Em que pese todo o rigorismo na imposição de sanção por pedido de ressarcimento ou compensação realizado incorretamente, os contribuintes do Programa de Integração Social (PIS) e da Contribuição para o Financiamento da Seguridade Social (Cofins) sujeitos ao regime não cumulativo dificilmente conseguem passar de uma revisão fiscal sem constatar que existem valores recolhidos indevidamente, estando, portanto, fadados a pleitear a sua restituição.

Isso porque as leis instituidoras do regime não cumulativo introduziram conceitos abstratos com relação aos créditos a serem utilizados, implicando em uma multiplicidade de custos e despesas que podem gerar créditos de PIS e Cofins.

A regra geral determina que os bens e serviços adquiridos como insumos e que sofreram a incidência do PIS e da Cofins na etapa anterior e que gerarão receita sujeita a essas contribuições devem gerar crédito, reduzindo o valor a ser recolhido.

A aplicação da multa isolada viola o princípio da razoabilidade

Mas fato é que ao longo dos anos, a Receita Federal editou instruções normativas e publicou respostas às consultas e soluções de divergência que restringiram o alcance do conceito de insumos geradores de tais créditos. Contudo, é sabido que o Ministério da Fazenda não tem posição uniforme quanto aos créditos passivos de utilização na sistemática não cumulativa do PIS e da Cofins.

Os agentes fiscais entendem que o conceito de insumo, para esse fim, se aproxima daquele utilizado para apuração de créditos de Imposto sobre Produtos Industrializados (IPI), consubstanciando-se, somente, em matérias-primas, produtos intermediários, materiais de embalagem e outros bens que sofram alteração no processo de industrialização; ou seja, para a Receita, "são os bens e os serviços aplicados diretamente no respectivo serviço prestado".

Já o Conselho Administrativo de Recursos Fiscais (Carf), órgão do Ministério da Fazenda, em julgamento no fim de 2010, afirmou que insumo é qualquer custo ou despesa necessário à atividade da empresa - critério aplicado no cálculo do Imposto de Renda de Pessoa Jurídica (IRPJ); após o que, muitos contribuintes passaram a aproveitar custos e despesas antes desprezados na apuração da base de cálculo das contribuições.

Por sua vez, a Câmara Superior de Recursos Fiscais, órgão julgador de última instância do Carf, em julgamento ocorrido no fim de 2011, determinou que o conceito de insumo não se assemelha ao do IPI (muito restritivo) e tampouco ao do IRPJ (muito amplo).

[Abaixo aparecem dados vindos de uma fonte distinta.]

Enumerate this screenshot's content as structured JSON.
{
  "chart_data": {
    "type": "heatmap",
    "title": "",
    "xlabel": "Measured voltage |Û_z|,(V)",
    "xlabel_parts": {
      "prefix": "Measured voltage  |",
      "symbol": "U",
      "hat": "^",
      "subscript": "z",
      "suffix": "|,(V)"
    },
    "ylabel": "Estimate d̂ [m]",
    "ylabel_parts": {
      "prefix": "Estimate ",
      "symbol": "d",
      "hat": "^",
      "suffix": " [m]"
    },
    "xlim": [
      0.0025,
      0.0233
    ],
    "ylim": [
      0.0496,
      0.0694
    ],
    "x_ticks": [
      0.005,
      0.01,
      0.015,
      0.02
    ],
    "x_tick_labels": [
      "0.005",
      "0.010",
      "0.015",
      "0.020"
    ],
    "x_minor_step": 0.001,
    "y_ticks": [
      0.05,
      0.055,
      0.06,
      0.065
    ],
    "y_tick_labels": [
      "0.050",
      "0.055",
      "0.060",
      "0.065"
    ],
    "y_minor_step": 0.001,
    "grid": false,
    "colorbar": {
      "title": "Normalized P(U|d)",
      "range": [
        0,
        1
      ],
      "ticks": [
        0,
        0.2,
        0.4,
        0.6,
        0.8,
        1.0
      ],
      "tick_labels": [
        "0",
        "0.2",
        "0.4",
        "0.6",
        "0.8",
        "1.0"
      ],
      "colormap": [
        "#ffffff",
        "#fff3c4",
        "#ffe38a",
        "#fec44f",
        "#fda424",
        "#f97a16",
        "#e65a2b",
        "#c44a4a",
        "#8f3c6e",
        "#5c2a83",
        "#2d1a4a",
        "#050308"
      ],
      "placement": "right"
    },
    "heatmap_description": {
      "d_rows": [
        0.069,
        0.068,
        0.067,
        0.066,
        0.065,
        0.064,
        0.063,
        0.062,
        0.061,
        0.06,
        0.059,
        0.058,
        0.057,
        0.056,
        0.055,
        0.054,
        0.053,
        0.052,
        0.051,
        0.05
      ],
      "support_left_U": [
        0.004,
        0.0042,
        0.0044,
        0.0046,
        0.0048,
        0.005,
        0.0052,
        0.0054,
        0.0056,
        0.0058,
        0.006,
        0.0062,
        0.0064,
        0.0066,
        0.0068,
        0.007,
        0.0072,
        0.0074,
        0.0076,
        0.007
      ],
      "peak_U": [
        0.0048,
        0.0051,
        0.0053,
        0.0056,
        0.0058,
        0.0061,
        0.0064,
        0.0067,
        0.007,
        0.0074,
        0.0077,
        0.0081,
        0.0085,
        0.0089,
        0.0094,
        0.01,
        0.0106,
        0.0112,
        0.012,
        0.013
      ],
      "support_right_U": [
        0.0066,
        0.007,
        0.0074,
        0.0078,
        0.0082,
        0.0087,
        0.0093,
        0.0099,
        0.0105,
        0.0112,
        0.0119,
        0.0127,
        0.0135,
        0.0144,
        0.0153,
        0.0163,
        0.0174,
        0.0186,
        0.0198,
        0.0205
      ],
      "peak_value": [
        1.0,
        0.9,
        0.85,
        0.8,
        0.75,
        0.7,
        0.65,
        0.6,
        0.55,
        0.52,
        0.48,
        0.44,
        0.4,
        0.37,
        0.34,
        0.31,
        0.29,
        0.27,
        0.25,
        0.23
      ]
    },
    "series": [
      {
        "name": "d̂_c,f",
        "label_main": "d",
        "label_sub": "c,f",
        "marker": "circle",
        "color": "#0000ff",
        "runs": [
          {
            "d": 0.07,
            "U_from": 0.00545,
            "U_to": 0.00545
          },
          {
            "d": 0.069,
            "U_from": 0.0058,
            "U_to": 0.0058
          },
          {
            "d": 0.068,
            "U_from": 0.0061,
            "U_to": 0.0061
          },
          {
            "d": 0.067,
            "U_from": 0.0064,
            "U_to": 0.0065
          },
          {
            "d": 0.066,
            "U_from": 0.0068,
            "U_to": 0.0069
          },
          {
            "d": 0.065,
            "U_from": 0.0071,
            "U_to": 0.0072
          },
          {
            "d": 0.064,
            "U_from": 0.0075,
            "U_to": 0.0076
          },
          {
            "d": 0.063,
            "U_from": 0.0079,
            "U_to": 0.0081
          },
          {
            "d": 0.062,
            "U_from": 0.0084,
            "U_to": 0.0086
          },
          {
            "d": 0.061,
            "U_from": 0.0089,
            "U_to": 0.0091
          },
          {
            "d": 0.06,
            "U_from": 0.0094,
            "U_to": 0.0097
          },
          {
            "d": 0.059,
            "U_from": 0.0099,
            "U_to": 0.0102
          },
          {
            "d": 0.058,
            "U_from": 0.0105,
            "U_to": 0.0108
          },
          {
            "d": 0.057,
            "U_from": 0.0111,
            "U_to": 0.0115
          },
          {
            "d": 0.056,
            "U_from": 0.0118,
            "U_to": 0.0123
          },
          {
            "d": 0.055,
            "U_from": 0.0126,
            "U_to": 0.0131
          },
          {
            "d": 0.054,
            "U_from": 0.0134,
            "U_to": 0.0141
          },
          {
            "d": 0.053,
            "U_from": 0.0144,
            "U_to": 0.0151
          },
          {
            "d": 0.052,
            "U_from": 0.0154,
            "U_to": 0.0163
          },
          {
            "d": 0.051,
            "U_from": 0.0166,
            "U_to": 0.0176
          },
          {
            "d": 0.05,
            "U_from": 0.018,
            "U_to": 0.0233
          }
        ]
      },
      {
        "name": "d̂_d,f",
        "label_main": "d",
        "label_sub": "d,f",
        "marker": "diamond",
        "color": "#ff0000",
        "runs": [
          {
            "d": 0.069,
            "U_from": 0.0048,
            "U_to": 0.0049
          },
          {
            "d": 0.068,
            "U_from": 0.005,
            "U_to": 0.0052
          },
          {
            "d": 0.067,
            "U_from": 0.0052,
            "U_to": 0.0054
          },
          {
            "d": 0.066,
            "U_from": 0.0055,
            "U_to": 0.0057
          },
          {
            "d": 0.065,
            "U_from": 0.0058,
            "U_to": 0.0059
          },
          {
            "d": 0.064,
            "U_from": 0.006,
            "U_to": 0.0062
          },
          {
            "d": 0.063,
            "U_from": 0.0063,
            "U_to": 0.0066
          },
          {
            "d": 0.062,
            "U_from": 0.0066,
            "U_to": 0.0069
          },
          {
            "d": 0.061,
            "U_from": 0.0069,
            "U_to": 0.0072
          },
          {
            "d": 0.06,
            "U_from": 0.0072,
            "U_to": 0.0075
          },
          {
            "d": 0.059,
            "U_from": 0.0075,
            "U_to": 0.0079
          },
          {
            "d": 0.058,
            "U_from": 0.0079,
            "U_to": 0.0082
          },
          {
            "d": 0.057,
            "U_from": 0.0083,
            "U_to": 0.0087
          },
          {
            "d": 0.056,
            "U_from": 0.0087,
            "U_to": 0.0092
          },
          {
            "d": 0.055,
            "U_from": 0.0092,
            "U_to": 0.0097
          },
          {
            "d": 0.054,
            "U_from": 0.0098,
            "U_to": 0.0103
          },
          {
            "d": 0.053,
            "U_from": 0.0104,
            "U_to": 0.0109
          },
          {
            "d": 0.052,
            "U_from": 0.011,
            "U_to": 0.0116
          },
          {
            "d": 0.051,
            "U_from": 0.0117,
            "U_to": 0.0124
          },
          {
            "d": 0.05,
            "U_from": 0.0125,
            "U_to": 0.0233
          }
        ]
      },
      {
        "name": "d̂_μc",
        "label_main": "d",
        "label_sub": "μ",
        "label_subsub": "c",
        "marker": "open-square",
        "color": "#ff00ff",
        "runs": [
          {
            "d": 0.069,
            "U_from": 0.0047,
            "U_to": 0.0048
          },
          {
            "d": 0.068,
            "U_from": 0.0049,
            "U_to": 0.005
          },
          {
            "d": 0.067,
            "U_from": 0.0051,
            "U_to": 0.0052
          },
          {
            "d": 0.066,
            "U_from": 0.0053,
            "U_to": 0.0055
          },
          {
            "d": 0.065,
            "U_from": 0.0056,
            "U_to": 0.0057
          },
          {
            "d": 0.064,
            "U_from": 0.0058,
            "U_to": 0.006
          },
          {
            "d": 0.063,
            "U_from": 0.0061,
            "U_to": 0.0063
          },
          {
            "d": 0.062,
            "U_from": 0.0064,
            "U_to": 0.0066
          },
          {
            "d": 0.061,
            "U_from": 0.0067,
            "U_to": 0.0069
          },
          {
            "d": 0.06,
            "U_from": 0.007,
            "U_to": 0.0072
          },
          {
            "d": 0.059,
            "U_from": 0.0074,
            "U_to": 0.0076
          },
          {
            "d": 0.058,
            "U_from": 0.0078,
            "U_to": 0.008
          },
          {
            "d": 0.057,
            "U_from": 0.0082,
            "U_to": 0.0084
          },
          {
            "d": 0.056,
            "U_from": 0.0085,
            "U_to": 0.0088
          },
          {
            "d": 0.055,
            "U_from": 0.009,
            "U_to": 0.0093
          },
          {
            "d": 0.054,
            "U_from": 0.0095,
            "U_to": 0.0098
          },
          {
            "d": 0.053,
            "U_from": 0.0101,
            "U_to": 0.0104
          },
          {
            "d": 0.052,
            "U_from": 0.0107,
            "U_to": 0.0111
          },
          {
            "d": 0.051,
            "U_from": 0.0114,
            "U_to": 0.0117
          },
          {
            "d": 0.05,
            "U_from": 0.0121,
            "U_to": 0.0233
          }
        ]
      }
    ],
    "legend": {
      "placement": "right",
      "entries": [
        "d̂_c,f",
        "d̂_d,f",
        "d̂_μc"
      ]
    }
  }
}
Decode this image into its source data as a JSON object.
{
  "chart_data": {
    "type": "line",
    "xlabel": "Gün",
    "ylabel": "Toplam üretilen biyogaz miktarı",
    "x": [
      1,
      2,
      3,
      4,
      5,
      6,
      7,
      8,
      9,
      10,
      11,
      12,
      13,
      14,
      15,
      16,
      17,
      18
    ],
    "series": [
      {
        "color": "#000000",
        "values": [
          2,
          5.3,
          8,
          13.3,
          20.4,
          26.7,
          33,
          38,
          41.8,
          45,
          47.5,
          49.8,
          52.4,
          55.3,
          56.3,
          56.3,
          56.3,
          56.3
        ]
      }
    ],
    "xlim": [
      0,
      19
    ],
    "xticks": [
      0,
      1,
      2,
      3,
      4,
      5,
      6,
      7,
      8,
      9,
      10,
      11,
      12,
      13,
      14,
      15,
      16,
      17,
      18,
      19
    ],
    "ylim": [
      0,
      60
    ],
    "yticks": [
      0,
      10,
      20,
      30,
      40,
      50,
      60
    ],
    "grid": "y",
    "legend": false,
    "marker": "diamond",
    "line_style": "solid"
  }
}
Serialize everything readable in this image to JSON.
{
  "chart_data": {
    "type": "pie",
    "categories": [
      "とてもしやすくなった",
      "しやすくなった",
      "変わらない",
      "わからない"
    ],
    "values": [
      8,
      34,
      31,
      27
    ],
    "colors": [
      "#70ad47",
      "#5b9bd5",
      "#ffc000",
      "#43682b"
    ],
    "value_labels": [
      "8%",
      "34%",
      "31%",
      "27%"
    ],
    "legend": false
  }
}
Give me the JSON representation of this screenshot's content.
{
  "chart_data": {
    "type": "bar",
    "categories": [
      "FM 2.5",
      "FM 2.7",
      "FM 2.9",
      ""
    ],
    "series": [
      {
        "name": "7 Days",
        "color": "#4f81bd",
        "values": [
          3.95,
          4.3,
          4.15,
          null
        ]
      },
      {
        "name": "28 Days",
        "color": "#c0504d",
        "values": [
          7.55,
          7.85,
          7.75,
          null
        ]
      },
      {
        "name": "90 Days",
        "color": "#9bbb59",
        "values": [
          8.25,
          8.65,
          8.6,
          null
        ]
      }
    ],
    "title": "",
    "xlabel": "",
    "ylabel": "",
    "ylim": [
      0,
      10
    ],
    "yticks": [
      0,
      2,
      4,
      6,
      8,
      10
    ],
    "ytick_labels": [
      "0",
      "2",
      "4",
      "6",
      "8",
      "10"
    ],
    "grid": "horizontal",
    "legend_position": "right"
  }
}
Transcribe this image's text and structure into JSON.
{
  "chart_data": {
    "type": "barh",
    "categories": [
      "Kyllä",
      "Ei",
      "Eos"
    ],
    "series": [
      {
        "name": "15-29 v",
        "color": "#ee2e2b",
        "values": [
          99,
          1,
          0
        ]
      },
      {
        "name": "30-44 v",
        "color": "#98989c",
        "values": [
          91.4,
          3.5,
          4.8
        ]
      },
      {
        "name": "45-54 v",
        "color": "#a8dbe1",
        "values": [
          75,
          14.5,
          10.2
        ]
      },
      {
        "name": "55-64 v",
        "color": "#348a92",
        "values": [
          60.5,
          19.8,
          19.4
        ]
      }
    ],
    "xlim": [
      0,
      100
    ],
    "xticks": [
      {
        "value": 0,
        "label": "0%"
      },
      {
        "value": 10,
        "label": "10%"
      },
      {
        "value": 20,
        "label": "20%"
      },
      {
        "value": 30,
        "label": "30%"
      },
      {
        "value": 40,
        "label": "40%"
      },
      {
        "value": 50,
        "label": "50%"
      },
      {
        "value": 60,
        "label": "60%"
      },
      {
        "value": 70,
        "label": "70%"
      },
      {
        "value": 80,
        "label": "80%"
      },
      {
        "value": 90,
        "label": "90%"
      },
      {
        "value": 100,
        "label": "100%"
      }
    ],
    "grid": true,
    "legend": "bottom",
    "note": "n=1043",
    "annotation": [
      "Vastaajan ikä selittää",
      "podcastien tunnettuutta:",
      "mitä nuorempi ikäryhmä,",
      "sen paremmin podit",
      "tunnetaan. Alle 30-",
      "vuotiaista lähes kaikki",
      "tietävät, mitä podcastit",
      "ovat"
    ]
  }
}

É um conceito próprio, baseado na essencialidade e necessidade do caso concreto, de cada contribuinte, seja no desenvolvimento da prestação de serviços ou na fabricação de bens.

Essa posição da Câmara Superior de Recursos Fiscais, embora mais favorável aos contribuintes do que a posição da Receita Federal, cria uma incerteza jurídica, trazendo a solução da controvérsia para o âmbito da individualidade; e, gera valores recolhidos indevidamente pelos contribuintes que adotaram, anteriormente, o entendimento do Fisco.

Nesse cenário, e considerando que o pedido de ressarcimento ou a declaração de compensação serão analisados por um fiscal que tem o dever funcional de levar em conta as determinações normativas, são inúmeros os casos de aplicação da multa isolada.

Diante da controvérsia e das sanções aplicadas, muitas empresas têm se socorrido do Poder Judiciário, seja para obter uma decisão declaratória do conceito de insumo aplicável a sua atividade, seja para afastar a aplicação das pesadas multas.

A aplicação da multa isolada por tentativa de restituição baseada em crédito considerado indevido, nesse ambiente de insegurança jurídica, aonde são encontradas diversas posições de entes ligados à administração pública e até mesmo do Carf no que se refere aos créditos que podem ser aproveitados na apuração do PIS e da Cofins, equipara o contribuinte que cometeu mero equívoco àquele que age com dolo, simulação ou fraude na tentativa de burlar o Fisco e viola o princípio da razoabilidade, por apenar rigorosamente aquele que comete um simples equívoco na elaboração de procedimento formal.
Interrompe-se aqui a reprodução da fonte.